I signed a petition asking Gatorade to take flame retardant chemicals out of their products. Do you ever ask yourself just how crazy we have become? Later I heard a radio report detailing a new outbreak of violence in central Africa–once again, whole villages in the DRC evacuating without shelter, fleeing the fighting. In the face of such suffering, how obscene is the materialist frenzy here, on and following the weekend of “Thanksgiving.”

For a breath of sanity, try Yousef Munayyer’s recent op-ed in the NY Times, America’s Failed Palestinian Policy. I feel a sense of palpable relief when I read this sort of smart, down to earth analysis of what’s going wrong, which is the necessary first step towads real forward progress on a two state solution for Israel and Palestine.

The history of the US is so deeply rifted with moral contradiction. Do you think that’s why we so often avoid delving into the complexity of the contemporary body politic?

A wompus author emailed me that he lost the copy of my new chapbook I’d given him. It fell out of his pocket when he was dancing. I can’t think of a better way to lose a book. When we read together last month in New Orleans I brought along some copies of a little zine, Durable Goods, in which a poem of mine was published. I left copies on a couple tables in Kajun’s bar. I like thinking of people opening those little folded papers and puzzling over the poems inside. I like thinking of someone picking up my chapbook off the floor and wondering.

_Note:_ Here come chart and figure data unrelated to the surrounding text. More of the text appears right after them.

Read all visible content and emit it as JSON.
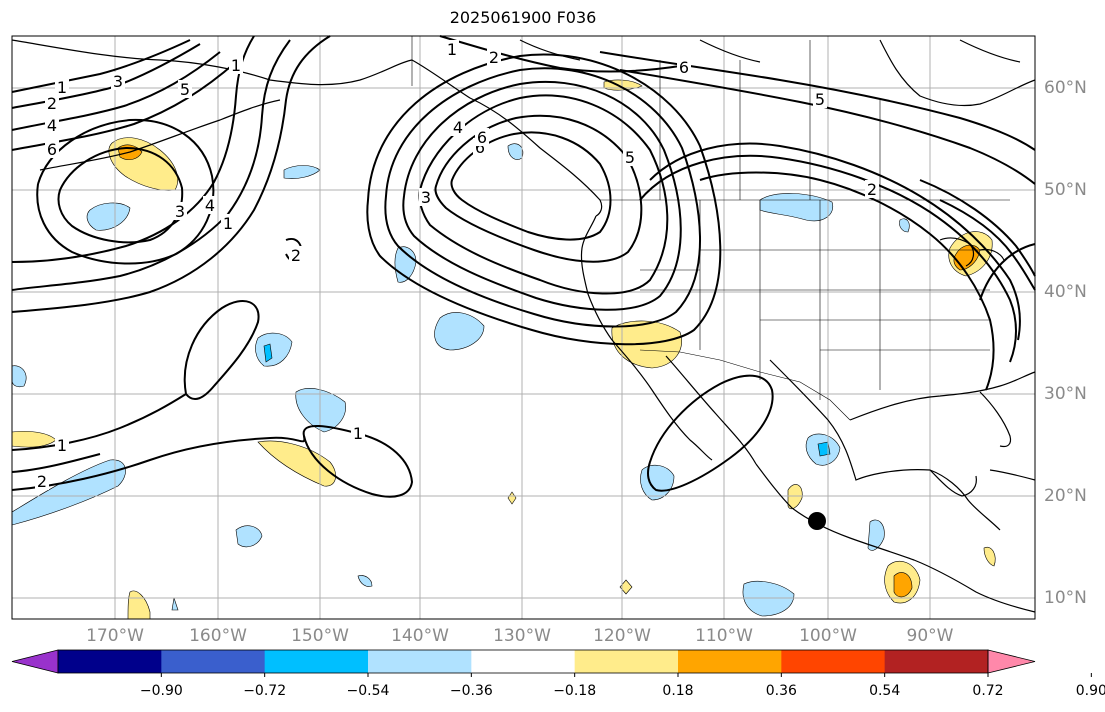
{
  "title": "2025061900 F036",
  "map": {
    "longitude_labels": [
      "170°W",
      "160°W",
      "150°W",
      "140°W",
      "130°W",
      "120°W",
      "110°W",
      "100°W",
      "90°W"
    ],
    "latitude_labels": [
      "60°N",
      "50°N",
      "40°N",
      "30°N",
      "20°N",
      "10°N"
    ],
    "contour_labels": [
      "1",
      "2",
      "4",
      "6",
      "3",
      "5",
      "1",
      "6",
      "2",
      "1",
      "4",
      "6",
      "3",
      "5",
      "4",
      "3",
      "1",
      "2",
      "6",
      "5",
      "2",
      "1",
      "1",
      "2"
    ],
    "colors": {
      "gridline": "#b0b0b0",
      "contour": "#000000",
      "coastline": "#000000",
      "marker": "#000000"
    }
  },
  "colorbar": {
    "ticks": [
      "−0.90",
      "−0.72",
      "−0.54",
      "−0.36",
      "−0.18",
      "0.18",
      "0.36",
      "0.54",
      "0.72",
      "0.90"
    ],
    "colors": [
      "#9932cc",
      "#00008b",
      "#3a5fcd",
      "#00bfff",
      "#b0e2ff",
      "#ffffff",
      "#ffec8b",
      "#ffa500",
      "#ff4500",
      "#b22222",
      "#ff88aa"
    ]
  }
}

Our roof was leaking. We had to have work done on a chimney and we have the roofer coming back next, to fight back entropy up there. Houses are like bodies, stuff is always falling apart, requiring maintenance. We’re having some broken stuff in a bathroom fixed too. I wonder what will be next. I saw a couple of doctors this past week for regular maintenance too. It’s tiresome but it must be done. I was a lot more cavalier about bodily maintenance before my foray into cancer-land. I’m not going to hand you a saccharine platter of cancer-changed-my-life bon bons. I could have done without it. But like any significant obstacle in the road it did offer me the chance to seriously reconsider some foundational choices in my life, and that part I appreciate.

I’m in the middle of discussions with a large organization about a small presentation of music at a literary event. Maybe I’ll name names later. For reasons that are obscure to me, this idea of people singing at a literary event is controversial. There is fear of upsetting people. Every time I try to gently explore the reasoning, I’m back in Crazy Town. Art is art. A surprising number of writers are also musicians, filmmakers, painters, dancers. I can name so many of them personally, it must be very common. Art is art, no matter what the channel. It’s human anxiety and ego which demands the divvying up of the world so that everything can be placed in its assigned cubicle. And of course, it’s commerce–let nothing interfere with commerce!

I wrote some blog stuff from San Francisco a couple weeks ago. I haven’t posted it yet, but here’s what I said about one encounter, with an organization with which I had previously decided I was not going to do business: be careful of getting to know people. It’s easy to fall in love.

Maybe folks who want everything neatly separated into categories, properly labeled and sectioned off, are afraid of walking around in love with the world. If you really look around you, really taste the world, feel its touch, it is impossible not to fall in love, and have your heart broken, and fall in love again, again, again.